Distrust in the U.S. this election can affect who goes to the polls and what the outcomes are. Widespread distrust can also feed itself, as more and more people give up on a system because it has become tainted in one way or another. Retreat from an imperfect but still valuable system can make things worse and be a kind of self-fulfilling prophecy. We must all try to guarantee that every qualified American citizen is able to vote conveniently, safely, and with confidence that the count will be accurate.

Informed voting is a major part of citizen participation. But there’s another part that is not always given the attention it deserves – citizens’ engagement with one another beyond the polling booth. This part includes homework we should be doing all along to meet our responsibility to be informed citizens and voters. Conversation, dialogue, and true debate are important, in addition to learning about issues and candidates from the media.

It is easy to talk to people with whom we agree and share the same attitudes towards politics and other difficult topics. What is tougher — but in a way, much more important for the vitality of a democracy — is to talk to others who do NOT share our views. This is part of engaging in the democratic process as well as our communities, but it’s easy to avoid because it can be uncomfortable. When we are up to the challenge, though, we can learn more about what others are thinking, the opinions represented in our community, and creative solutions to problems that weren’t even imagined before.
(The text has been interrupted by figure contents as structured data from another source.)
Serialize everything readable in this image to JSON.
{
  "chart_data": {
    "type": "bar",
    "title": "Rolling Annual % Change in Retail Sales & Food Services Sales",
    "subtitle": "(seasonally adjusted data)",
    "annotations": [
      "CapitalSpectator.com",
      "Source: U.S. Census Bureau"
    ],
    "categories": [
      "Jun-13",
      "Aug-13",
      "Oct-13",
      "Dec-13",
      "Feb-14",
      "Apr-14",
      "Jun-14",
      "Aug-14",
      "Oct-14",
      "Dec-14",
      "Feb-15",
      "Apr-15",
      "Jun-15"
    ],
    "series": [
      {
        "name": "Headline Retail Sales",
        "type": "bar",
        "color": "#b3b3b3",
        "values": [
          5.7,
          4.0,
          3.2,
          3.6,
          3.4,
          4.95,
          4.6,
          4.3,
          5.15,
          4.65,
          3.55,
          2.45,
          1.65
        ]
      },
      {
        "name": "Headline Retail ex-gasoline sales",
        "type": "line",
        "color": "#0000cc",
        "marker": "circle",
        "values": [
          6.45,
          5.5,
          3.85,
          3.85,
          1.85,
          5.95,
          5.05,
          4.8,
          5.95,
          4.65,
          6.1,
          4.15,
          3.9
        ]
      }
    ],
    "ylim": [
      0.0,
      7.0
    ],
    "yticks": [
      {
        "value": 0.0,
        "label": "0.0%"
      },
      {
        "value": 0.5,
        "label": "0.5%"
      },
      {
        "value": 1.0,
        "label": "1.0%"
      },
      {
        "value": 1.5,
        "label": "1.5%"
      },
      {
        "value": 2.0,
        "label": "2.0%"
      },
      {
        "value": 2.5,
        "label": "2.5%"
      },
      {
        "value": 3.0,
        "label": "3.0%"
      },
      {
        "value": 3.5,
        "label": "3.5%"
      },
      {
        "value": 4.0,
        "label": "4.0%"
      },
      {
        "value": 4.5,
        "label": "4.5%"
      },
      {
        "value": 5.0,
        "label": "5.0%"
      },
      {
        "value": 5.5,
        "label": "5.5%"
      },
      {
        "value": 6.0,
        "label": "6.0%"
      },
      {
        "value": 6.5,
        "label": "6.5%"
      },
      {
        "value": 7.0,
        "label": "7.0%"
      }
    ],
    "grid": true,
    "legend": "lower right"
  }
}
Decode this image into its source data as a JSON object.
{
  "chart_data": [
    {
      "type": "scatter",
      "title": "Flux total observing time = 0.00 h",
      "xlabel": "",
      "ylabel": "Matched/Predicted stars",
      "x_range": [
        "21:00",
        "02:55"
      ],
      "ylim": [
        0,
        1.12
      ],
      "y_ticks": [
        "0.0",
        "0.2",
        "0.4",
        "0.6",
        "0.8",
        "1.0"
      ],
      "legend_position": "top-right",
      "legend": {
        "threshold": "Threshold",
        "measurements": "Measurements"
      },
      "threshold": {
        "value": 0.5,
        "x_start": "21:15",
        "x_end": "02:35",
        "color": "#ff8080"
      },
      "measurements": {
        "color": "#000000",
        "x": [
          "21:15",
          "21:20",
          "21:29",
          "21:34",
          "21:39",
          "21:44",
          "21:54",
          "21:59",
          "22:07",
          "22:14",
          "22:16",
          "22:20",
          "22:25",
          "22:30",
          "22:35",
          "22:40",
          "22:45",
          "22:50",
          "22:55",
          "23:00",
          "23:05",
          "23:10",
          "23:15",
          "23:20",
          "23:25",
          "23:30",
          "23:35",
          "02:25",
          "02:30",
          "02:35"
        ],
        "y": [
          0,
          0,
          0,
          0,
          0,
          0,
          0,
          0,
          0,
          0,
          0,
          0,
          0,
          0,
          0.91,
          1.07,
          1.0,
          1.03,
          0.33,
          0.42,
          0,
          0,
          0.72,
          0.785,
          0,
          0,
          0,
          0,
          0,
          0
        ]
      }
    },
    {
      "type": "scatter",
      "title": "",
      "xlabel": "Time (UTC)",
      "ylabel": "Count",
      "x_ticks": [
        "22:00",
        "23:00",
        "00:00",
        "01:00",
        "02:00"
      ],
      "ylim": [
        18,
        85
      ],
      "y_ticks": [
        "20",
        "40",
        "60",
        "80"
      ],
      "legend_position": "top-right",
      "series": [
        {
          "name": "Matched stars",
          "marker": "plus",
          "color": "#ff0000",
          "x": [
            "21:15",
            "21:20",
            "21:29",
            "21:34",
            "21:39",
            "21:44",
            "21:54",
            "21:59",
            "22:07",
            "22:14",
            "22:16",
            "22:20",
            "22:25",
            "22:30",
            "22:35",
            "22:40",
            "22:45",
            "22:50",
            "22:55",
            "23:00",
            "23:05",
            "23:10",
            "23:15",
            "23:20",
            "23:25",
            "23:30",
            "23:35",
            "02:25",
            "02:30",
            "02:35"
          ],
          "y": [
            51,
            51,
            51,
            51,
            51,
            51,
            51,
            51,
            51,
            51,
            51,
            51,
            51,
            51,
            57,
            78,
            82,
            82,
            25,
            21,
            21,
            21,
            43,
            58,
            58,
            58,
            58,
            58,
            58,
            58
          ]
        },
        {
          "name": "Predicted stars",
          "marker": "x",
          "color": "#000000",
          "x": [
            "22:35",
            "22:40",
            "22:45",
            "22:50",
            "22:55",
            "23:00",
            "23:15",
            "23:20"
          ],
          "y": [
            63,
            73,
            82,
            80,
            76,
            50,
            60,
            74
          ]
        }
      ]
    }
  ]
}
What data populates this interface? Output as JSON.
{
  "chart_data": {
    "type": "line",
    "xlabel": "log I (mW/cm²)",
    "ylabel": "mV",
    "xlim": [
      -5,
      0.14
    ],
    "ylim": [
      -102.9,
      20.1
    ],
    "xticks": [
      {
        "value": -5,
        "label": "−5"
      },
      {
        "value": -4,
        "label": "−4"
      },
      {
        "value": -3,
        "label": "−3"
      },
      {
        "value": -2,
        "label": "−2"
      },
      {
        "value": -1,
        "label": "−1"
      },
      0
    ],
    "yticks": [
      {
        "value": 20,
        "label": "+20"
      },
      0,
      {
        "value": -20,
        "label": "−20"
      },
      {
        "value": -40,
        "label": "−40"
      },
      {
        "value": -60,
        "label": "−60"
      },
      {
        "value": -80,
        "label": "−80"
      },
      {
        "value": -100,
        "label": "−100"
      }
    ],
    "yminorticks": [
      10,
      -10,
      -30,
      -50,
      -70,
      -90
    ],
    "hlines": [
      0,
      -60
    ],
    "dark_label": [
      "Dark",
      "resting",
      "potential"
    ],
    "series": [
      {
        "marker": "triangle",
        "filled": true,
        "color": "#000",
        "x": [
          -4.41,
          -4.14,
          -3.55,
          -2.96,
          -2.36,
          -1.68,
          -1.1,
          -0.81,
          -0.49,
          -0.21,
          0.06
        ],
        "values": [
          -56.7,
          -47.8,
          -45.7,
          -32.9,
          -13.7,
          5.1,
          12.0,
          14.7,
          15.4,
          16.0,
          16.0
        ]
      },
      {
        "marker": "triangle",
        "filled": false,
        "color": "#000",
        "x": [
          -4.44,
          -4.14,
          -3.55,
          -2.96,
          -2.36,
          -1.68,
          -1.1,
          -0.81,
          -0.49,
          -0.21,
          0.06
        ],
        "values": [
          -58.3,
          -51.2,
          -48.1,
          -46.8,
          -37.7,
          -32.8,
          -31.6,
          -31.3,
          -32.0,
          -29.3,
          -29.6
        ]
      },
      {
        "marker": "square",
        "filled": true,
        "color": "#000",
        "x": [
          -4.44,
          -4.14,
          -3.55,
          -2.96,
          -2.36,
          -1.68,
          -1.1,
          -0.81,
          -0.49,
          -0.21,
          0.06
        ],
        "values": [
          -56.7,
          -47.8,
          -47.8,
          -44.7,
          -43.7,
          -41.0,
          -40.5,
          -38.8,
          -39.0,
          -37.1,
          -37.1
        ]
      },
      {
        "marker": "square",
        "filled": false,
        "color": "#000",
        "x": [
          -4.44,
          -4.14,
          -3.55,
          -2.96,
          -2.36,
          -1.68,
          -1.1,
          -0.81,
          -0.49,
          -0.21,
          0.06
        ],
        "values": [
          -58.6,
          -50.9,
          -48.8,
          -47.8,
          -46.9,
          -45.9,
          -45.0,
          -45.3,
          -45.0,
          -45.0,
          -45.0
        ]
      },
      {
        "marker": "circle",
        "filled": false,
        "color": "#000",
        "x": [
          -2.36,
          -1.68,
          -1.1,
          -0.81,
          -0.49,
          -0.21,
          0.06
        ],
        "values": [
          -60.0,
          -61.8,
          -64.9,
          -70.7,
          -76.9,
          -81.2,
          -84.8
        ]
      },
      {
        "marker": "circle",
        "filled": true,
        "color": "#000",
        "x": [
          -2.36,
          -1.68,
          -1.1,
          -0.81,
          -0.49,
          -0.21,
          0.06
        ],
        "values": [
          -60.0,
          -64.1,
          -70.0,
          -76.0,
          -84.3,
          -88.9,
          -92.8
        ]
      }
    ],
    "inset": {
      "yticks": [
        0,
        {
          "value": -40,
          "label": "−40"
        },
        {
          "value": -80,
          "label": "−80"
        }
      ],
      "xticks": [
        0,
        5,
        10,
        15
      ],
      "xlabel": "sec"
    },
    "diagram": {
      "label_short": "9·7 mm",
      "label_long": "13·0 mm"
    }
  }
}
In any age when many citizens are retreating to smaller groups or even cliques where everyone agrees with one another and consumes the same media sources, building these kinds of bridges across divides in opinion are all the more important.

Finally, let’s remember that the election is underway. Even though the polls may give you odds of a particular outcome, polls are NOT the same as votes. Some recent votes have come as a surprise, perhaps because voters may have assumed they knew how the vote would turn out and didn’t bother to go to the polls. Elections are not determined by the preferences of the citizenry; they are determined by the preferences of the voters.

It is not our place to tell you how to vote, but we do encourage all eligible voters to weigh in on this election. Not voting is a decision to let other people decide your future; in this way, staying away from the polls IS a kind of passive vote. If you plan ahead, it is very easy to vote–no braving the elements, no waiting in line, no last-minute scramble.

George Cheney and Sally Planalp are residents of Moab (soon to be residents of Cortez) and professors emeriti at the University of Colorado, Colorado Springs. The opinions expressed here are their own and do not represent the University of Colorado or any other institution.